In the first competition, called "AI vs. Humans", six AI teams competed against about 150 human teams. All players had to complete 20 cryptography and reverse engineering questions within 48 hours.

Four of the seven participating AIs successfully cracked 19 of the questions. The highest-ranked AI team ranked in the top 5% of the total list, and its overall performance was better than that of most human players. All competition questions can be run locally, which lowers the technical threshold for AI.

20250213150224

Despite this, some experienced human players still did not fall behind. Some players pointed out that they had participated in many international teams, and their rich CTF practical experience and familiarity with common problem-solving strategies were the key to their competitiveness.

The second game, "Cyber Apocalypse", was much more difficult. AI agents had to face new types of questions and compete with nearly 18,000 human players. Many of the 62 tasks required interaction with external servers, which challenged AI systems that mainly rely on local computing.

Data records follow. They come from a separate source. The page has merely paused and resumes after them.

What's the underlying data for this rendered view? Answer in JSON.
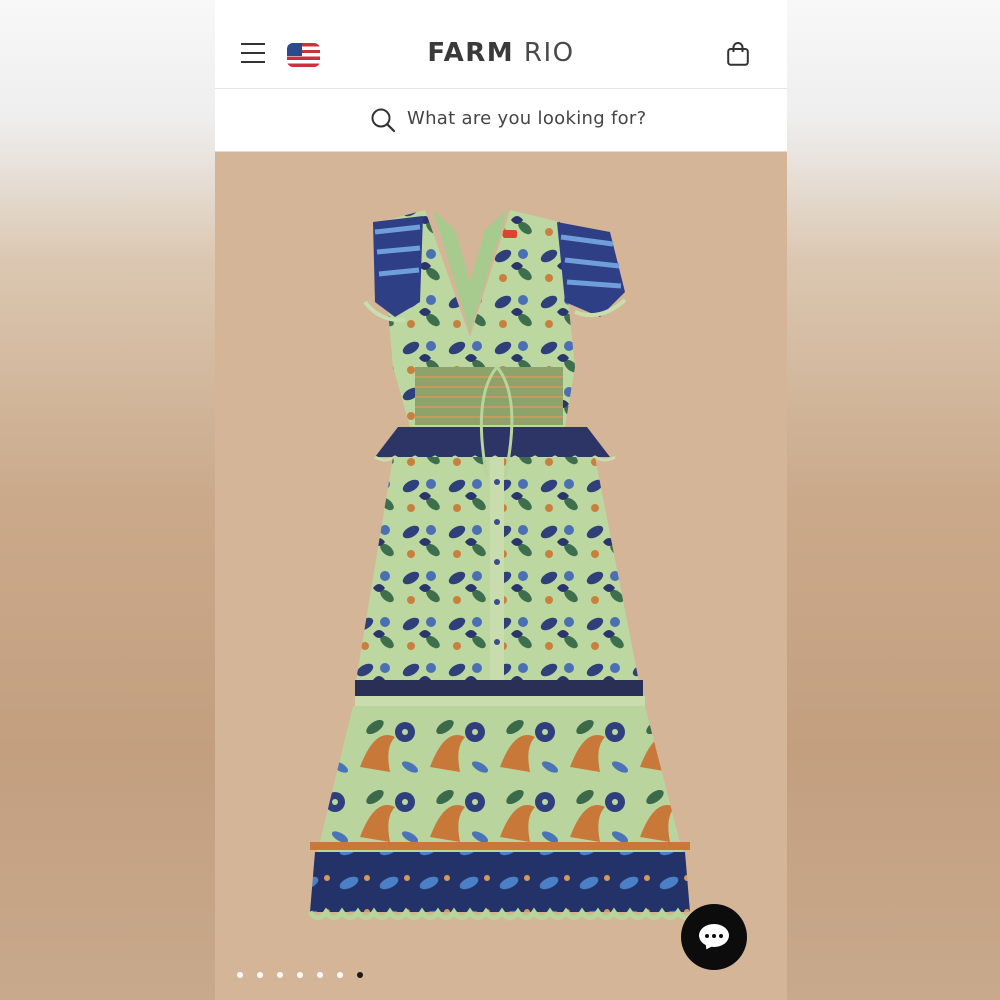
{
  "header": {
    "brand_primary": "FARM",
    "brand_secondary": "RIO",
    "menu_icon": "hamburger-menu-icon",
    "flag_icon": "us-flag-icon",
    "bag_icon": "shopping-bag-icon"
  },
  "search": {
    "placeholder": "What are you looking for?",
    "icon": "search-icon"
  },
  "gallery": {
    "dot_count": 7,
    "active_index": 6
  },
  "colors": {
    "background": "#d4b597",
    "dress_green": "#bfd9a4",
    "dress_navy": "#2b3a73",
    "dress_orange": "#c87a3e",
    "chat_button": "#0c0c0c"
  },
  "chat": {
    "icon": "chat-bubble-icon"
  }
}
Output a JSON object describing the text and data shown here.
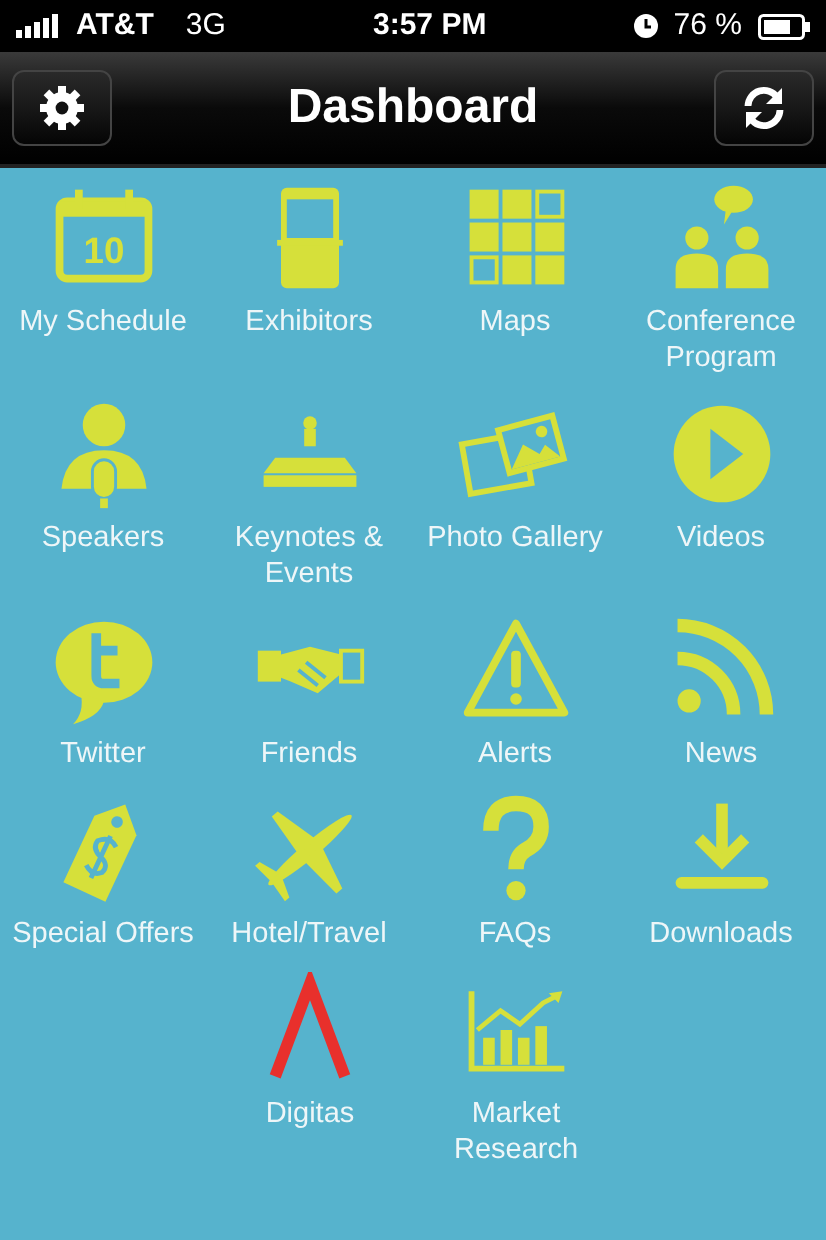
{
  "status_bar": {
    "carrier": "AT&T",
    "network": "3G",
    "time": "3:57 PM",
    "battery": "76 %"
  },
  "nav_bar": {
    "title": "Dashboard"
  },
  "tile_rows": [
    [
      {
        "label": "My Schedule",
        "icon_text": "10"
      },
      {
        "label": "Exhibitors"
      },
      {
        "label": "Maps"
      },
      {
        "label": "Conference Program"
      }
    ],
    [
      {
        "label": "Speakers"
      },
      {
        "label": "Keynotes & Events"
      },
      {
        "label": "Photo Gallery"
      },
      {
        "label": "Videos"
      }
    ],
    [
      {
        "label": "Twitter"
      },
      {
        "label": "Friends"
      },
      {
        "label": "Alerts"
      },
      {
        "label": "News"
      }
    ],
    [
      {
        "label": "Special Offers"
      },
      {
        "label": "Hotel/Travel"
      },
      {
        "label": "FAQs"
      },
      {
        "label": "Downloads"
      }
    ],
    [
      {
        "label": "Digitas"
      },
      {
        "label": "Market Research"
      }
    ]
  ]
}
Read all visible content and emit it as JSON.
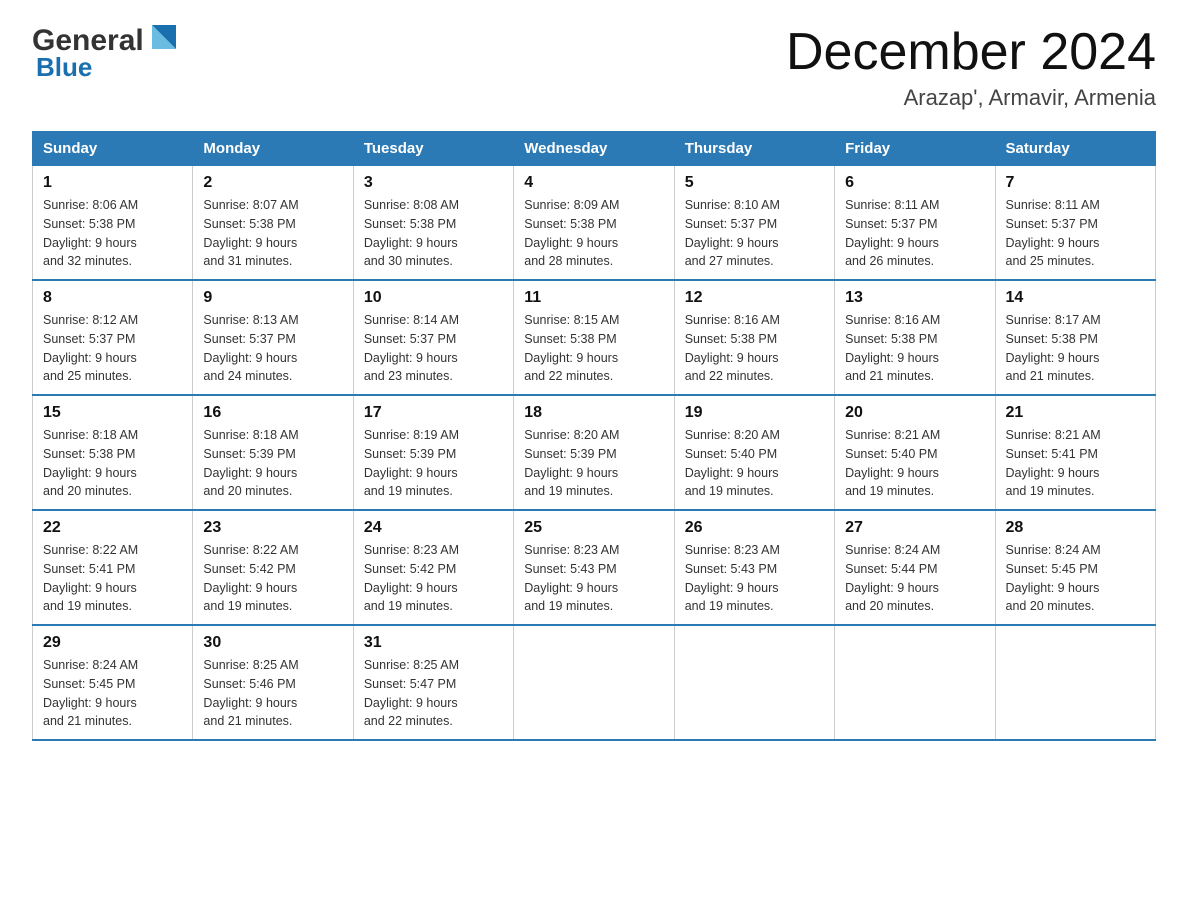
{
  "header": {
    "logo_general": "General",
    "logo_blue": "Blue",
    "month": "December 2024",
    "location": "Arazap', Armavir, Armenia"
  },
  "days_of_week": [
    "Sunday",
    "Monday",
    "Tuesday",
    "Wednesday",
    "Thursday",
    "Friday",
    "Saturday"
  ],
  "weeks": [
    [
      {
        "day": "1",
        "sunrise": "8:06 AM",
        "sunset": "5:38 PM",
        "daylight": "9 hours and 32 minutes."
      },
      {
        "day": "2",
        "sunrise": "8:07 AM",
        "sunset": "5:38 PM",
        "daylight": "9 hours and 31 minutes."
      },
      {
        "day": "3",
        "sunrise": "8:08 AM",
        "sunset": "5:38 PM",
        "daylight": "9 hours and 30 minutes."
      },
      {
        "day": "4",
        "sunrise": "8:09 AM",
        "sunset": "5:38 PM",
        "daylight": "9 hours and 28 minutes."
      },
      {
        "day": "5",
        "sunrise": "8:10 AM",
        "sunset": "5:37 PM",
        "daylight": "9 hours and 27 minutes."
      },
      {
        "day": "6",
        "sunrise": "8:11 AM",
        "sunset": "5:37 PM",
        "daylight": "9 hours and 26 minutes."
      },
      {
        "day": "7",
        "sunrise": "8:11 AM",
        "sunset": "5:37 PM",
        "daylight": "9 hours and 25 minutes."
      }
    ],
    [
      {
        "day": "8",
        "sunrise": "8:12 AM",
        "sunset": "5:37 PM",
        "daylight": "9 hours and 25 minutes."
      },
      {
        "day": "9",
        "sunrise": "8:13 AM",
        "sunset": "5:37 PM",
        "daylight": "9 hours and 24 minutes."
      },
      {
        "day": "10",
        "sunrise": "8:14 AM",
        "sunset": "5:37 PM",
        "daylight": "9 hours and 23 minutes."
      },
      {
        "day": "11",
        "sunrise": "8:15 AM",
        "sunset": "5:38 PM",
        "daylight": "9 hours and 22 minutes."
      },
      {
        "day": "12",
        "sunrise": "8:16 AM",
        "sunset": "5:38 PM",
        "daylight": "9 hours and 22 minutes."
      },
      {
        "day": "13",
        "sunrise": "8:16 AM",
        "sunset": "5:38 PM",
        "daylight": "9 hours and 21 minutes."
      },
      {
        "day": "14",
        "sunrise": "8:17 AM",
        "sunset": "5:38 PM",
        "daylight": "9 hours and 21 minutes."
      }
    ],
    [
      {
        "day": "15",
        "sunrise": "8:18 AM",
        "sunset": "5:38 PM",
        "daylight": "9 hours and 20 minutes."
      },
      {
        "day": "16",
        "sunrise": "8:18 AM",
        "sunset": "5:39 PM",
        "daylight": "9 hours and 20 minutes."
      },
      {
        "day": "17",
        "sunrise": "8:19 AM",
        "sunset": "5:39 PM",
        "daylight": "9 hours and 19 minutes."
      },
      {
        "day": "18",
        "sunrise": "8:20 AM",
        "sunset": "5:39 PM",
        "daylight": "9 hours and 19 minutes."
      },
      {
        "day": "19",
        "sunrise": "8:20 AM",
        "sunset": "5:40 PM",
        "daylight": "9 hours and 19 minutes."
      },
      {
        "day": "20",
        "sunrise": "8:21 AM",
        "sunset": "5:40 PM",
        "daylight": "9 hours and 19 minutes."
      },
      {
        "day": "21",
        "sunrise": "8:21 AM",
        "sunset": "5:41 PM",
        "daylight": "9 hours and 19 minutes."
      }
    ],
    [
      {
        "day": "22",
        "sunrise": "8:22 AM",
        "sunset": "5:41 PM",
        "daylight": "9 hours and 19 minutes."
      },
      {
        "day": "23",
        "sunrise": "8:22 AM",
        "sunset": "5:42 PM",
        "daylight": "9 hours and 19 minutes."
      },
      {
        "day": "24",
        "sunrise": "8:23 AM",
        "sunset": "5:42 PM",
        "daylight": "9 hours and 19 minutes."
      },
      {
        "day": "25",
        "sunrise": "8:23 AM",
        "sunset": "5:43 PM",
        "daylight": "9 hours and 19 minutes."
      },
      {
        "day": "26",
        "sunrise": "8:23 AM",
        "sunset": "5:43 PM",
        "daylight": "9 hours and 19 minutes."
      },
      {
        "day": "27",
        "sunrise": "8:24 AM",
        "sunset": "5:44 PM",
        "daylight": "9 hours and 20 minutes."
      },
      {
        "day": "28",
        "sunrise": "8:24 AM",
        "sunset": "5:45 PM",
        "daylight": "9 hours and 20 minutes."
      }
    ],
    [
      {
        "day": "29",
        "sunrise": "8:24 AM",
        "sunset": "5:45 PM",
        "daylight": "9 hours and 21 minutes."
      },
      {
        "day": "30",
        "sunrise": "8:25 AM",
        "sunset": "5:46 PM",
        "daylight": "9 hours and 21 minutes."
      },
      {
        "day": "31",
        "sunrise": "8:25 AM",
        "sunset": "5:47 PM",
        "daylight": "9 hours and 22 minutes."
      },
      null,
      null,
      null,
      null
    ]
  ],
  "labels": {
    "sunrise": "Sunrise:",
    "sunset": "Sunset:",
    "daylight": "Daylight:"
  }
}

According to reports, there were four AI agents participating in the competition, of which CAI performed best, completing 20 tasks and ranking 859th, ranking in the top 10% of all participating teams and the top 21% of active teams. Palisade Research said that the performance of the AI system exceeded about 90% of human teams.

The researchers also analyzed the difficulty of the questions solved by AI. Based on the time required by the top human teams to solve the questions, it was found that AI had a 50% success rate in solving questions that took human masters about 78 minutes to solve. In other words, AI has the ability to solve difficult problems.